Cette situation a grandement participé, aux dires d'humanitaires et de diplomates, à la chute, le 18 février, du régime du président Mamadou Tandja, qui tentait de minimiser l'ampleur du phénomène. La junte militaire arrivée alors au pouvoir a très vite indiqué que sa priorité serait de lutter contre "la famine qui menace l'existence de millions de Nigériens".
Certains d'entre eux sont déjà entrés en "période de soudure", ce laps de temps entre l'épuisement des réserves et les nouvelles récoltes, qui auront lieu fin septembre-début octobre. Cette période ne débute habituellement pas avant juin. Du coup, expliquent des observateurs locaux, des familles entières - et pas seulement des hommes comme cela a pu arriver d'autres années - ont rallié les centres urbains, dans l'espoir d'y gagner de l'argent et d'y trouver des denrées.

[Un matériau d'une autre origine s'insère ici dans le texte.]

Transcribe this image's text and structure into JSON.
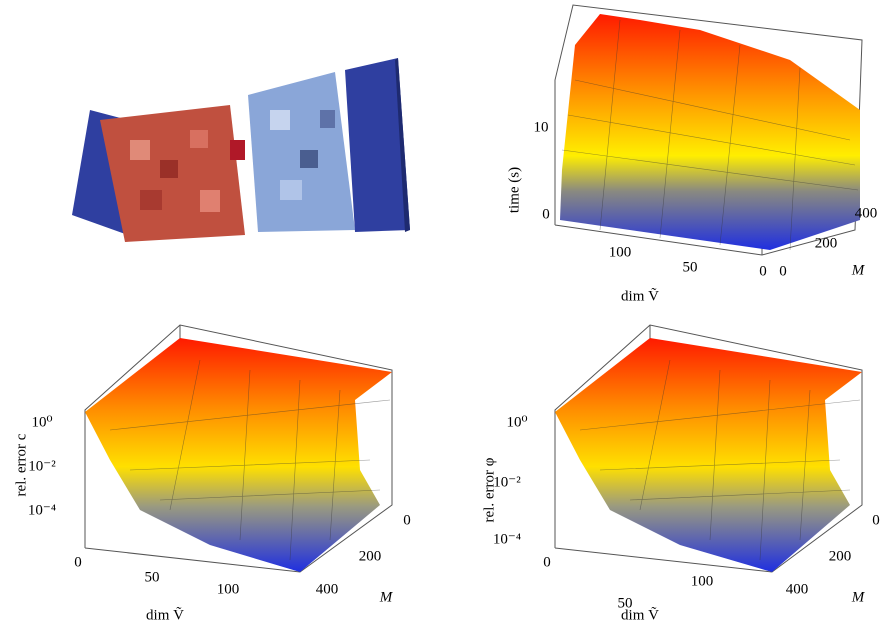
{
  "panels": [
    {
      "y_label": "time (s)",
      "y_ticks": [
        "10",
        "0"
      ],
      "x_label": "dim Ṽ",
      "x_ticks": [
        "100",
        "50",
        "0"
      ],
      "m_label": "M",
      "m_ticks": [
        "0",
        "200",
        "400"
      ]
    },
    {
      "y_label": "rel. error c",
      "y_ticks": [
        "10⁰",
        "10⁻²",
        "10⁻⁴"
      ],
      "x_label": "dim Ṽ",
      "x_ticks": [
        "0",
        "50",
        "100"
      ],
      "m_label": "M",
      "m_ticks": [
        "0",
        "200",
        "400"
      ]
    },
    {
      "y_label": "rel. error φ",
      "y_ticks": [
        "10⁰",
        "10⁻²",
        "10⁻⁴"
      ],
      "x_label": "dim Ṽ",
      "x_ticks": [
        "0",
        "50",
        "100"
      ],
      "m_label": "M",
      "m_ticks": [
        "0",
        "200",
        "400"
      ]
    }
  ]
}
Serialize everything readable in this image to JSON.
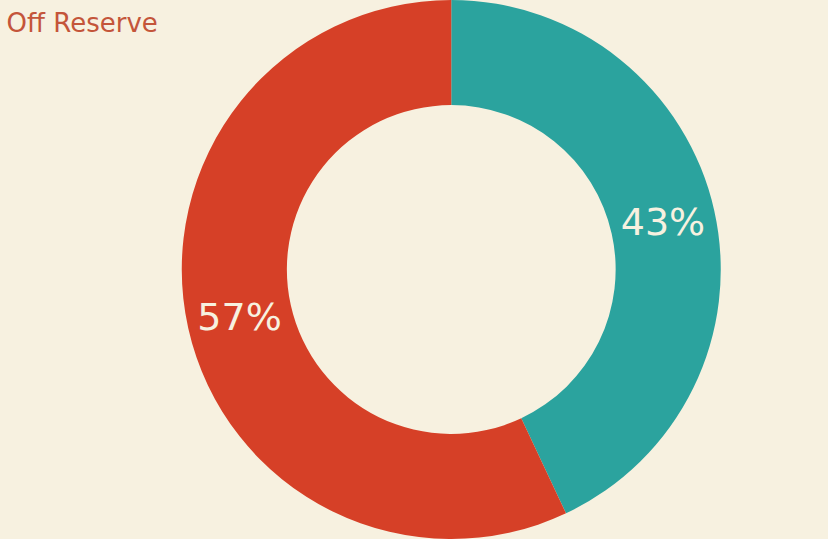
{
  "chart_data": {
    "type": "pie",
    "title": "Off Reserve",
    "values": [
      43,
      57
    ],
    "value_labels": [
      "43%",
      "57%"
    ],
    "colors": [
      "#2BA39E",
      "#D64027"
    ],
    "data_labels": true
  }
}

Niamey a d'ailleurs reconnu, le 2 avril, que des écoles primaires étaient partiellement ou totalement vidées de leurs élèves dans la région de Zinder (centre-sud), en raison de l'exode des familles vers les villes, où les salaires sont, du coup, tirés vers le bas. Les éleveurs sont les plus fragilisés, car l'effondrement de la production fourragère, de l'ordre de 60 %, a fortement endommagé leur cheptel, qui a perdu quasiment toute valeur en raison de son état : un mouton, qui était vendu 30 000 à 50 000 francs CFA (45 à 75 euros), peut désormais valoir dix fois moins.
Cette situation exige une réponse urgente et coordonnée, estiment les ONG. "Nous sommes en train de rater le coche, de réagir trop tard, juge un diplomate. Nous ne sommes déjà plus dans une logique de prévention mais d'atténuation de la crise. Cela ne servira rien de se réveiller en juin quand les caméras de la BBC seront là.